Des soupçons, on en attire aussi quand on appelle un confrère d’une chaîne d’information pour lui demander des explications sur cette phrase prononcée durant un journal télévisé : « Israël est pris en tenaille entre le Hamas et le Hezbollah ». Avec un peu d’insistance on s’entend dire « règle de l’équilibre et de l’impartialité » comme si les forces en présence étaient de puissances égales. De même, quand on demande à un autre confrère de la presse écrite pourquoi il oublie de mentionner que l’armement israélien est américain quand il précise systématiquement que les roquettes du Hezbollah sont de fabrication iranienne, on n’obtient aucune réponse si ce n’est un soupir agacé.
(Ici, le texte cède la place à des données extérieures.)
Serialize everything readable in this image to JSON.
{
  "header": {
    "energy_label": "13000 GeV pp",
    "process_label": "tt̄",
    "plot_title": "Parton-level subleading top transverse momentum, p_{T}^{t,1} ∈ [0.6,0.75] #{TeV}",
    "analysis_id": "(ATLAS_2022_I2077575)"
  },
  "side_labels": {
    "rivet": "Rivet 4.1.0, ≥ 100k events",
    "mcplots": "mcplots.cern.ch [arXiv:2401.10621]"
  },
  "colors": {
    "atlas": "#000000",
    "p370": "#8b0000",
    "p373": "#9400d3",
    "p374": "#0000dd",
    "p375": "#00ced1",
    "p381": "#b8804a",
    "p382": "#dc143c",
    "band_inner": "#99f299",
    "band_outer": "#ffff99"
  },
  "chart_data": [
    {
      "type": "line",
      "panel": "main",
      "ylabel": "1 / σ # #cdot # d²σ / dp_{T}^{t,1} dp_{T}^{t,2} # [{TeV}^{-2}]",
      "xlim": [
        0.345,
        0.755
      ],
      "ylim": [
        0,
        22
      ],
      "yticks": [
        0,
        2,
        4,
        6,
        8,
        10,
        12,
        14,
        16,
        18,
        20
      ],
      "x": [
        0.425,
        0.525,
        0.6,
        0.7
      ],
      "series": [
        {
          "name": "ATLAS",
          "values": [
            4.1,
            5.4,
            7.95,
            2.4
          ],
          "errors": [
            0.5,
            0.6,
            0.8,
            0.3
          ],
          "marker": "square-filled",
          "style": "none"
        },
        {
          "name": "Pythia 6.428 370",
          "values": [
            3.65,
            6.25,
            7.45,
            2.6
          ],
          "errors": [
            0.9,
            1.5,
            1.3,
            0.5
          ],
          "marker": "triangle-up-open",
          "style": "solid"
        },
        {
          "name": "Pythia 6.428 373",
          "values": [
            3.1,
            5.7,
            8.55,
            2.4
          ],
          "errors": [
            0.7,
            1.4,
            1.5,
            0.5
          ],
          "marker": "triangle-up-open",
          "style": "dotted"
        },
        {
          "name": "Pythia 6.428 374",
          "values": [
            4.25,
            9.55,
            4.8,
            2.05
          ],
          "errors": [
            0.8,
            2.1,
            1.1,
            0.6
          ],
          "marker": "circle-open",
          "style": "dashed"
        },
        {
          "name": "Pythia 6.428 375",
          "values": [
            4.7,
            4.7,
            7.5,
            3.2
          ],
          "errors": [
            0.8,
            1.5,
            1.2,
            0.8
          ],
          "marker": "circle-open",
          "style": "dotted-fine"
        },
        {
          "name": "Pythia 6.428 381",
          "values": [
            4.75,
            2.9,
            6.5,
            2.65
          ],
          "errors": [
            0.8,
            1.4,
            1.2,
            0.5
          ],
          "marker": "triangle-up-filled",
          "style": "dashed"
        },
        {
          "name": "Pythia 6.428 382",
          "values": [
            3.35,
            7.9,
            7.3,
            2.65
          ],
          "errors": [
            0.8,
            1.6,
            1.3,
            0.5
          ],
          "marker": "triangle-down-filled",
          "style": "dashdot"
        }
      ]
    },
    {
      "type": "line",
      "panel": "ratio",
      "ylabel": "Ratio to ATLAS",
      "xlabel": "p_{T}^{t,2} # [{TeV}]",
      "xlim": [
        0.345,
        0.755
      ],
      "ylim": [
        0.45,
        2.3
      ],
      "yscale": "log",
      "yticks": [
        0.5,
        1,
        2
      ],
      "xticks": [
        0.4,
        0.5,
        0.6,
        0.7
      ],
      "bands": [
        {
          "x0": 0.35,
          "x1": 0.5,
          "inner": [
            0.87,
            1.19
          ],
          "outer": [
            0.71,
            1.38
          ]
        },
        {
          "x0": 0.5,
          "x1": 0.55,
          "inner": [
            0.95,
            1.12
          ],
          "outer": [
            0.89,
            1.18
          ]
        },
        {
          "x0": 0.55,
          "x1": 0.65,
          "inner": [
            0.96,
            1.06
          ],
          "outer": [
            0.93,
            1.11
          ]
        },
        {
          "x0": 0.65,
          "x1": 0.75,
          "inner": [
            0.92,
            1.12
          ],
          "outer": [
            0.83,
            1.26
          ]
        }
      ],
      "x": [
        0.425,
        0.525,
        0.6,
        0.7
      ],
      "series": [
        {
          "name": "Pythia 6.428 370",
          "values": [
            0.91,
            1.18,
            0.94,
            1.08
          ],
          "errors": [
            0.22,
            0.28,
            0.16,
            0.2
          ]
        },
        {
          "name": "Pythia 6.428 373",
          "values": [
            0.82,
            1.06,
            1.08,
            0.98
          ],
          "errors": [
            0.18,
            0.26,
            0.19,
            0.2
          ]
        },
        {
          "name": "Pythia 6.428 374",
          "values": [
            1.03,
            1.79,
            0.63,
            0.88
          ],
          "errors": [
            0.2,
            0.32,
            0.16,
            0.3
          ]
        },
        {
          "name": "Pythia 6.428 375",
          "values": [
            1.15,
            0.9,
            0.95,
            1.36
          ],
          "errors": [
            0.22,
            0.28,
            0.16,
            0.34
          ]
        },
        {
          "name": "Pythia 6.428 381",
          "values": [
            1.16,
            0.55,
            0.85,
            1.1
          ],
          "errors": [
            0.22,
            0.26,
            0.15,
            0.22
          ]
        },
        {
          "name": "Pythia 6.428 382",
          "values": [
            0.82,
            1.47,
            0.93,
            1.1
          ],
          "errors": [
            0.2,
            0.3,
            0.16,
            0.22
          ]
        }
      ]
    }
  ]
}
Et défendre les Palestiniens n’est pas sans risque dans un pays où Sarkozy, le ministre de l’Intérieur et candidat évident à la présidentielle, se présente sur TF1 comme « l’ami d’Israël » sans guère de compassion pour les civils libanais. Et que dire de toute cette classe politique, droite et gauche confondues, qui explique la bouche en cul-de-poule que cette guerre d’Israël « est juste »… Comme nombre d’autres événements géopolitiques, cela permet de clarifier les choses.
En France, être pour les Palestiniens, défendre le Liban, pleurer l’Irak, c’est se sentir vraiment à la marge d’une élite médiatico-politique dont on peut se demander jusqu’où va sa sincérité dans son soutien bruyant (intéressé ?) à Israël… « La France solidaire du Liban sans condamner Israël », titre le quotidien « de référence » du soir : totale schizophrénie, oui ! Et c’est dans ce même quotidien que l’on nous explique qu’Israël se sent faible et que c’est ce qui explique son offensive au Liban. Un grand moment de journalisme… Ce qui est aussi dur à accepter, c’est de voir que les Euro-Maghrébins, qui ont habituellement un accès plus facile à la parole publique, se taisent et se terrent. Il y a dans ce lot, les « beurgeois » célèbres qui craignent de ne plus passer à la télé, des ambitieux qui rêvent d’un ministère, des écrivains qui traquent le prix littéraire, des essayistes qui pensent à leurs droits d’auteur et des artistes et des sportifs qui vivent dans la hantise d’être renvoyés dans leurs cités. Mais il est vrai que n’est pas Mohammed Ali qui veut.